Methylene blue is primarily metabolized by UGT1A4 and UGT1A9 and to a lesser extent by CYP1A2, CYP2C19, and CYP2D6. Methylene blue inhibits CYP1A2, CYP2B6, CYP2C8, CYP2C19, CYP2D6, CYP3A4/5 in vitro (CYP2C9, CYP2D6, and CYP3A4/5 may be time-dependent inhibition), UGT1A9, UGT1A4, P-glycoprotein (P-gp), organic cation transporter (OCT) 2, multidrug and toxin extrusion (MATE) 1, and MATE2-K. Methylene blue induces CYP1A2.

Pregnancy

Methylene blue is contraindicated in women who are or may become pregnant. Methylene blue may cause fetal harm when administered during pregnancy. Epidemiologic evidence exists that methylene blue is a teratogen. Intra-amniotic injection of pregnant women with methylene blue during the second trimester was associated with neonatal intestinal atresia and fetal death. Methylene blue should not be administered during amniocentesis due to the risk of teratogenicity and other newborn adverse effects. Intra-amniotic injection of methylene blue hours to days prior to birth can result in hyperbilirubinemia, hemolytic anemia, skin staining, methemoglobinemia, respiratory distress, and photosensitivity in the neonate. If methylene blue is administered to a pregnant woman at term, monitor the neonate for adverse reactions. If methylene blue is used during pregnancy or if the patient becomes pregnant while taking this drug, advise the woman of the potential risk to the fetus.

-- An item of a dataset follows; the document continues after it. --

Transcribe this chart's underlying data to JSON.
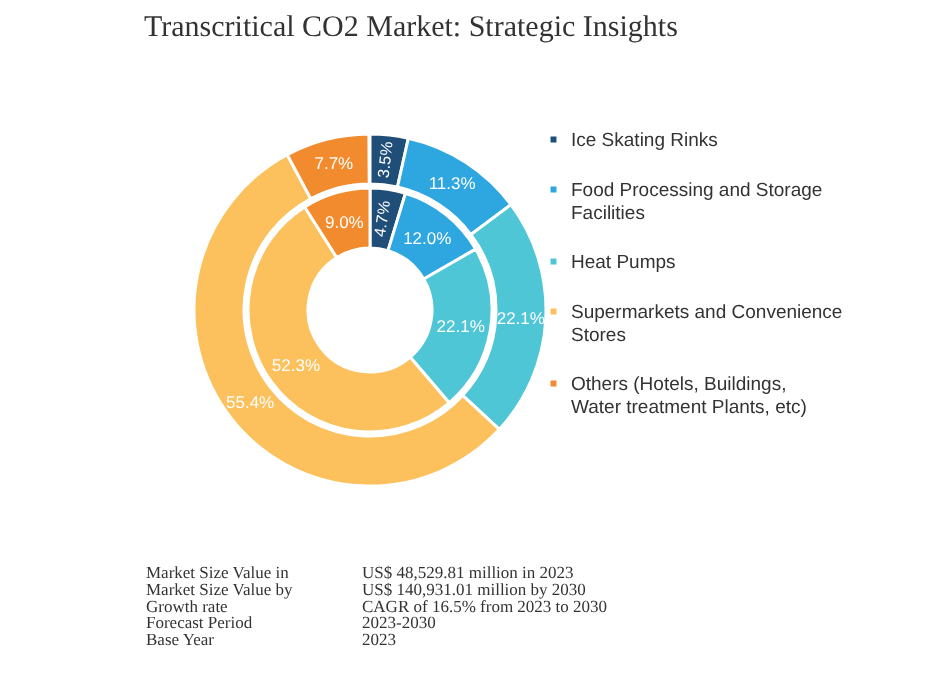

There is no information regarding the presence of methylene blue in human milk, the effects on the breast-fed infant, or the effects on milk production. Discontinue breast-feeding during methylene blue administration and for up to 8 days after treatment with methylene blue due to the potential for serious adverse effects, including genotoxicity.